Overview
During my Data Analyst internship at Bluebono, I worked on a residential real estate analytics project connecting local housing market conditions to loan-to-value (LTV) decision-making.
The core insight: property risk is not only about the property itself. A similar home can carry different lending risk depending on whether it sits in a liquid, competitive ZIP code or a slower market with rising inventory and longer days on market. My work focused on turning that local market context into a cleaner, more interpretable signal.
What I Built
An end-to-end data pipeline for ZIP-level residential property evaluation. The pipeline pulled together large-scale housing market data, cleaned and validated it, engineered market indicators, and fed a scoring framework that adjusts LTV recommendations by local market strength.
The project touched both data science and software engineering:
- Data scale: 11.3M+ raw property and market records across 1,000+ California ZIP codes, with history from ~2012 through 2025
- Market indicators studied: median sale price, price per square foot, homes sold, pending sales, new listings, inventory, days on market, sale-to-list ratio, off-market velocity
- Engineering: API-based property data ingestion via Trestle/CoreLogic, comparable-property matching logic
The goal was not a black-box valuation model — it was a defensible framework that could explain why one local market supports a higher LTV cap while another should be treated more conservatively.
Pipeline Details
Data preparation was the first challenge. Real estate data arrived in multiple formats: monthly market files, property records, percentage fields, price strings, dates, and region identifiers. I wrote cleaning logic to normalize columns, convert prices and percentages to numeric values, align monthly time periods, and filter to relevant California markets.

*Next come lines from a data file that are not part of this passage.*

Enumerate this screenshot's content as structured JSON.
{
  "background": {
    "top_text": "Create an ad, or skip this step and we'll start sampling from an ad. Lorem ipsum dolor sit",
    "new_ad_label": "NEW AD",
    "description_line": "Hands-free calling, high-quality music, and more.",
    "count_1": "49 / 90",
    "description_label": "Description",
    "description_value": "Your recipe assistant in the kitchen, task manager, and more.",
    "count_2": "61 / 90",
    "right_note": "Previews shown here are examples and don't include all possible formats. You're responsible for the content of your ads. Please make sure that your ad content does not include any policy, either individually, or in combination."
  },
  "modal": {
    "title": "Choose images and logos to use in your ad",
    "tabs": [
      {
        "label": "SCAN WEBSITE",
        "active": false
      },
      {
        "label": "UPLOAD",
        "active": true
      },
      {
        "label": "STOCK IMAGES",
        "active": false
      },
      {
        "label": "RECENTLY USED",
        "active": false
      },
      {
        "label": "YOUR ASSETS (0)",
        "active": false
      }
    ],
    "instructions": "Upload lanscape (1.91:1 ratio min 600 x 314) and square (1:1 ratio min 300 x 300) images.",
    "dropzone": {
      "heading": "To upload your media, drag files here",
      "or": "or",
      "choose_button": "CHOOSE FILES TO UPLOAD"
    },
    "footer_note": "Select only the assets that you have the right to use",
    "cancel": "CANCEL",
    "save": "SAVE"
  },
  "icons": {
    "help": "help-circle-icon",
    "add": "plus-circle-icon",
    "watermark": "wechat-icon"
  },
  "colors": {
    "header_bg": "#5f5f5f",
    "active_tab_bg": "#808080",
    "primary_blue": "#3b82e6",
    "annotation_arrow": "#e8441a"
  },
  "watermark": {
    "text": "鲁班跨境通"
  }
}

Feature engineering focused on signals that describe market strength from several angles:
| Dimension | Features |
|---|---|
| Price movement | Median sale price, price/sqft, YoY change |
| Liquidity | Homes sold, pending sales, inventory, new listings |
| Market speed | Median days on market |
| Buyer competition | Sale-to-list ratio, homes sold above list, off-market velocity |
| Stability | Volatility and longer-term trend behavior |
Dimensionality reduction: I applied unsupervised clustering to group correlated variables, reducing redundant market features by ~65%. Many real estate variables tell overlapping stories — sale price, list price, price/sqft, and YoY price movement are related but shouldn’t all over-count the same signal.
Scoring layer: I combined a transparent rule-based baseline (easy to explain to stakeholders) with a gradient-boosted model to capture nonlinear relationships. Feature-importance analysis translated the model back into business-readable drivers.
Comparable-property matching: I prototyped logic for matching a subject property to relevant comps using address similarity, geographic distance, property size, lot size, sale date, price, and listing status — connecting the ZIP-level market score to the practical workflow of evaluating a specific property.
Results
- Transformed messy provider data into structured, interpretable market features
- Reduced feature complexity by ~65% through clustering
- Created a dynamic LTV framework: instead of treating every property market the same, the system explains why stronger, more liquid markets support more confidence while volatile markets warrant conservative lending assumptions
- Built reusable components for market data cleaning, API-based ingestion, feature preparation, and comp filtering
Key Design Decisions
Market-level risk modeling. The most important choice was modeling risk at the ZIP-code level, not just the individual property. Valuation tells you what an asset may be worth today, but LTV risk also depends on how resilient that value is — a liquid, high-demand market is easier to exit than one with rising inventory and slow sales.
Respecting time. Housing data is naturally time-series data. A random train-test split would let future market behavior leak into the past. Time-based train/validation/test splits better matched the real question: given only historical data up to this point, how well can we score the next period?
Conservative missing data handling. Short gaps in monthly indicators can be filled from nearby months since these metrics move gradually. Long gaps at the start or end of a ZIP’s history are different — filling those aggressively creates false confidence, so I treated them carefully and avoided future information in validation periods.
Interpretability over complexity. In a lending-adjacent workflow, a score is only useful if stakeholders understand what drives it. Combining a rule-based baseline with ML-assisted discovery let the model reveal nonlinear patterns while keeping the final explanation grounded in business logic.